Brexit is having a negative impact on musicians, confirms ISM report

7 May 2019, 12:35 | Updated: 7 May 2019, 14:04

Brexit is having a negative impact on the music profession
Brexit is having a negative impact on the music profession. Picture: Getty

By Lizzie Davis and Helena Asprou

Brexit is on the horizon – and in the ISM's latest report, research has revealed how it is having a negative effect on the music profession

Today, the Incorporated Society of Musicians (ISM) has published its fourth report looking at the effects of Brexit on the music profession: Impact of Brexit on Musicians.

It is centred around research conducted in February of this year, which builds on previous surveys and concerns shared by more than 2,000 musicians.

Surveys reached out to respondents from a cross-section of the music workforce, including performers, composers, directors, teachers, academics and sound engineers – and covered every genre, from classical and jazz to folk and thrash metal.

What are the effects of Brexit on the music profession?

In the report, a worrying 95 per cent of respondents said that Brexit identified a negative impact on their professional work since the EU referendum result in 2016.

A further 63 per cent cited difficulty in securing future work in EU27/EEA countries, with more than 1 in 10 finding offers of work withdrawn or cancelled because of Brexit.

ISM Webinar: No deal Brexit what it could mean for musicians

What's more, one in seven musicians have less than a week's notice between being offered work and having to take it – leaving them with a great deal of stress and little time to prepare.

A musician responding to this statistic added: “I’ve had ensembles questioning me as to whether it’s feasible for them to employ me post-Brexit.

“They’re turning to me for guidance and there is nothing I can offer them. I’m about to pull out of a project because it is a recording and if we discover there are problems, it’ll be difficult to replace me at short notice.”

Another 64 per cent of survey respondents said that a two-year, multi-entry visa would cause concern over their future ability to work in the EU27/EEA if freedom of movement rights were lost.

In light of this, and among other recommendations for Government, the report calls for freedom of movement to be protected for musicians or the introduction of a two-year working visa.

Lord Black of Brentwood said: ‘Music is an essential part of our national identity, and can play an increasingly important role in the UK’s soft power.

Anna Patalong sings 'Caro nome' from Rigoletto

“If and when the UK leaves the EU, it is our prosperous music industry (now valued at £4.5bn a year to the economy), our musical heritage, and our worldwide reputation for musical excellence which must inevitably be one of the most secure engines for prosperity in post Brexit Britain.

“If musicians cannot travel easily to the EU27, this will all be put at risk.”

British soprano Anna Patalong added: “Freedom of movement is of course essential for our jobs, enabling us to move freely around the continent and work without restrictions. But even more importantly it allows artists of every kind in Europe to interact and share our languages, cultures and ideas.
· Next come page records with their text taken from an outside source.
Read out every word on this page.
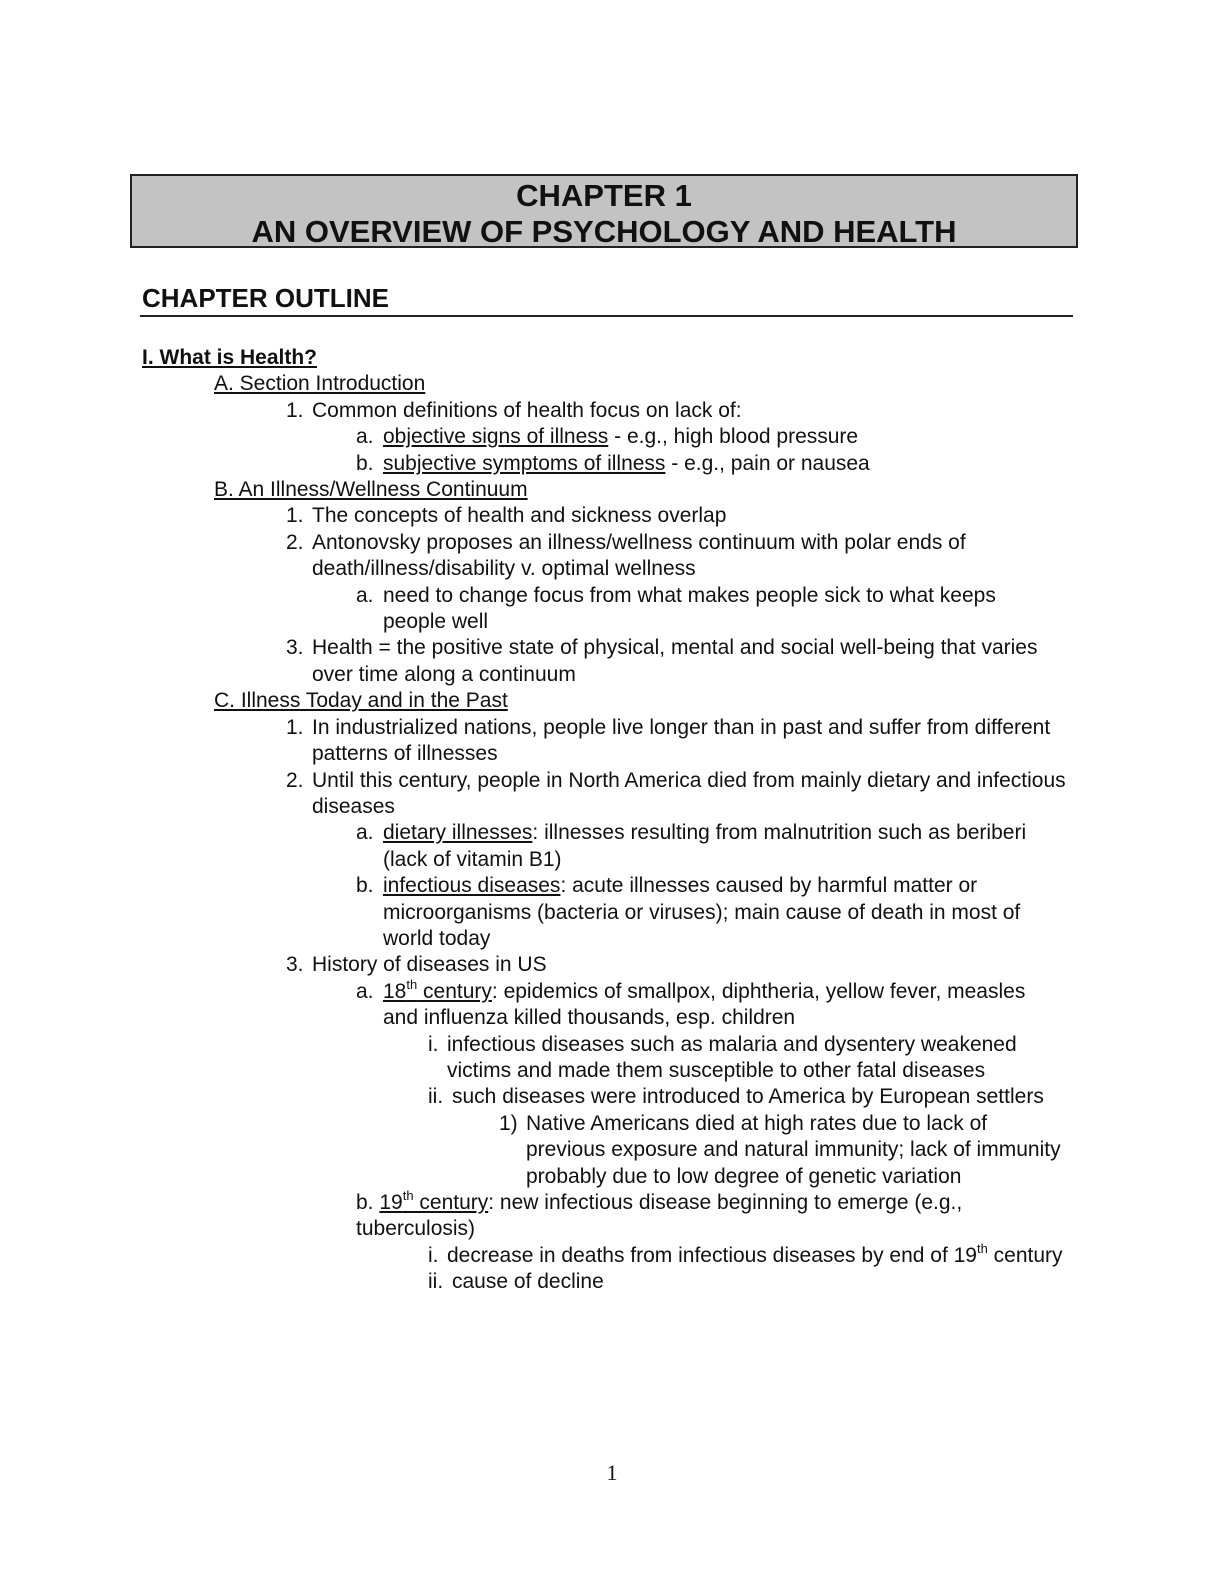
CHAPTER 1
AN OVERVIEW OF PSYCHOLOGY AND HEALTH
CHAPTER OUTLINE
I. What is Health?
A. Section Introduction
1. Common definitions of health focus on lack of:
a. objective signs of illness - e.g., high blood pressure
b. subjective symptoms of illness - e.g., pain or nausea
B. An Illness/Wellness Continuum
1. The concepts of health and sickness overlap
2. Antonovsky proposes an illness/wellness continuum with polar ends of death/illness/disability v. optimal wellness
a. need to change focus from what makes people sick to what keeps people well
3. Health = the positive state of physical, mental and social well-being that varies over time along a continuum
C. Illness Today and in the Past
1. In industrialized nations, people live longer than in past and suffer from different patterns of illnesses
2. Until this century, people in North America died from mainly dietary and infectious diseases
a. dietary illnesses: illnesses resulting from malnutrition such as beriberi (lack of vitamin B1)
b. infectious diseases: acute illnesses caused by harmful matter or microorganisms (bacteria or viruses); main cause of death in most of world today
3. History of diseases in US
a. 18th century: epidemics of smallpox, diphtheria, yellow fever, measles and influenza killed thousands, esp. children
i. infectious diseases such as malaria and dysentery weakened victims and made them susceptible to other fatal diseases
ii. such diseases were introduced to America by European settlers
1) Native Americans died at high rates due to lack of previous exposure and natural immunity; lack of immunity probably due to low degree of genetic variation
b. 19th century: new infectious disease beginning to emerge (e.g., tuberculosis)
i. decrease in deaths from infectious diseases by end of 19th century
ii. cause of decline
1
“Collaboration is fundamental to Opera, which is an amalgamation of many art forms, and the opportunity to, as Oscar Wilde put it, ‘play gracefully with ideas’ is vital to keep us producing great work. The further apart we move, the harder that becomes.”

Which other musicians have voiced their concern over Brexit?

In a feature in the Guardian, a number of leading figures across different areas of the music industry have also warned of the damage Brexit will cause.

John Summers said that ending freedom of movement “will have a profoundly negative effect on the orchestral life in the UK.”

Helen Wallace, programme director of Kings Place in London told the paper: “At present, a French pianist can come over on Eurostar to St Pancras, step on to the stage at Kings Place and perform with no charges and no bureaucracy.

“If European musicians start needing visas and other permissions – such as certificate of sponsorship and so on – the cost of the time spent on administration, aside from the extra charges, would present further barriers to booking these artists.”

Edinburgh International Festival 2018
Edinburgh International Festival 2018. Picture: Getty

The comments come after months of mounting concern among musicians about the possible effect of Brexit.

In October 2018, a group of high profile musicians including conductors Sir Simon Rattle and Sir John Eliot Gardiner and pop stars Rita Ora and Ed Sheeran wrote an open letter to Theresa May. They said:

“We dominate the market and our bands, singers, musicians, writers, producers and engineers work all over Europe and the world. In turn, Europe and the world come to us. Why? Because we are brilliant at it. […] It reaches out, all inclusive, and embraces anyone and everyone.”

“But Brexit threatens, as it does so much else, this vast voice. This huge global cultural influencer. We are about to make a very serious mistake regarding our giant industry and the vast pool of yet undiscovered genius that lives on this little island.”

In April 2018 the Estonian composer Paavo Järvi told Classic FM: “Brexit won’t make the lives of British musicians any easier. It will isolate a lot of them and create logistical and financial barriers.”

“Musicians are all brothers – whether you’re in an orchestra in London or Paris, Birmingham or Lille. But some clever opportunists have hijacked the whole country, without thinking about the consequences.”